The FTC report also details two sets of industry guidelines regarding children’s information. The report praised the Children’s Advertising Review Unit of the Better Business Bureau Guidelines for Interactive Media but also noted a lack of adherence in online media. The Direct Market Association’s January 1997 guidelines on

online data collection from or about children are singled out for not requiring notice or parental consent prior to data collection. The DMA has since revised these guidelines although they still do not advocate prior parental consent.

CDT Analysis

Over the past three years, the Federal Trade Commission has gathered the expertise necessary to set comprehensive guidelines for online privacy. It proved this capability when it issued voluntary guidelines after the Privacy Workshop last year. Although these recommendations were weak compared to previously established fair information practices, they provided a good starting point for FTC enforcement.

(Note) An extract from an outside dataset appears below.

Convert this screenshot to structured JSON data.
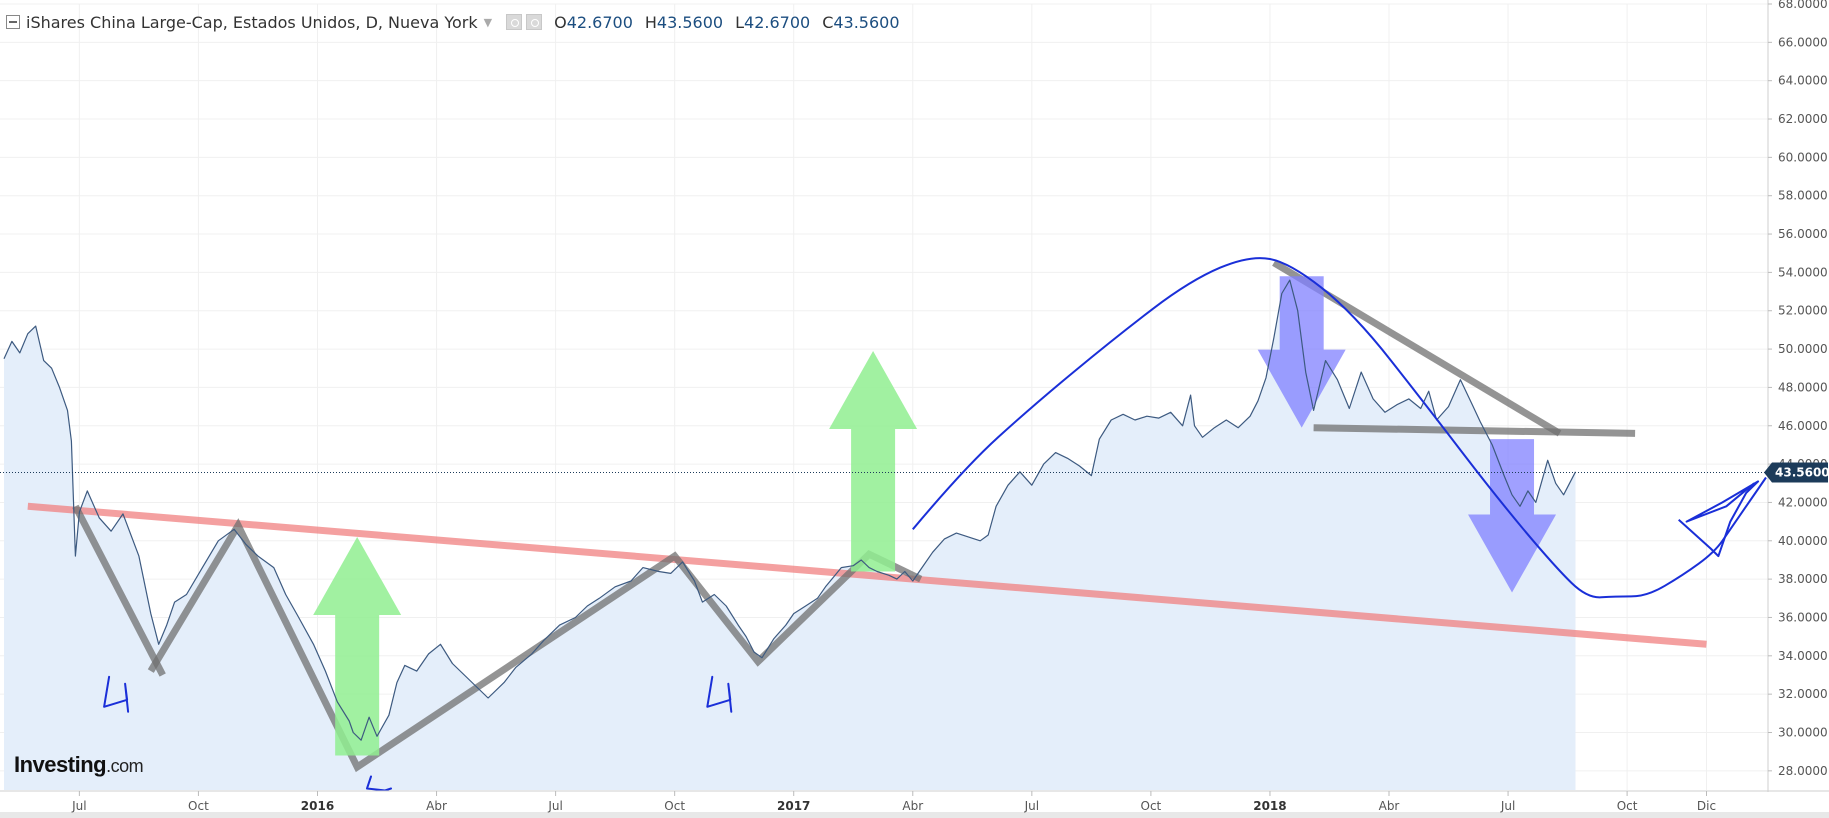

Despite this obvious capability, the FTC suggested in its report that Congress take authority to regulate privacy–particularly children’s privacy. CDT interprets current law as granting the FTC regulatory powers to protect kids’ online privacy as part of the prohibition of "unfair and deceptive" trade practices. An FTC-based regulation would be far preferable to a legislative solution because such a move in Congress may reopen the Communications Decency Act debate. Regardless, if it decided that the FTC does not currently have a mandate to protect privacy, Congress should immediately pass a narrow bill to give the FTC authority to establish binding regulations to protect adult and children’s privacy.

Such a move should have the support of major industry players. Nearly half of the most popular sites (as defined by the FTC; see accompanying summary of the report’s methodology) were already cited as providing comprehensive policies. Good actors in the online industry should welcome a move which creates a baseline for data collection since it would force their competitors to follow the same fair practices that they already do.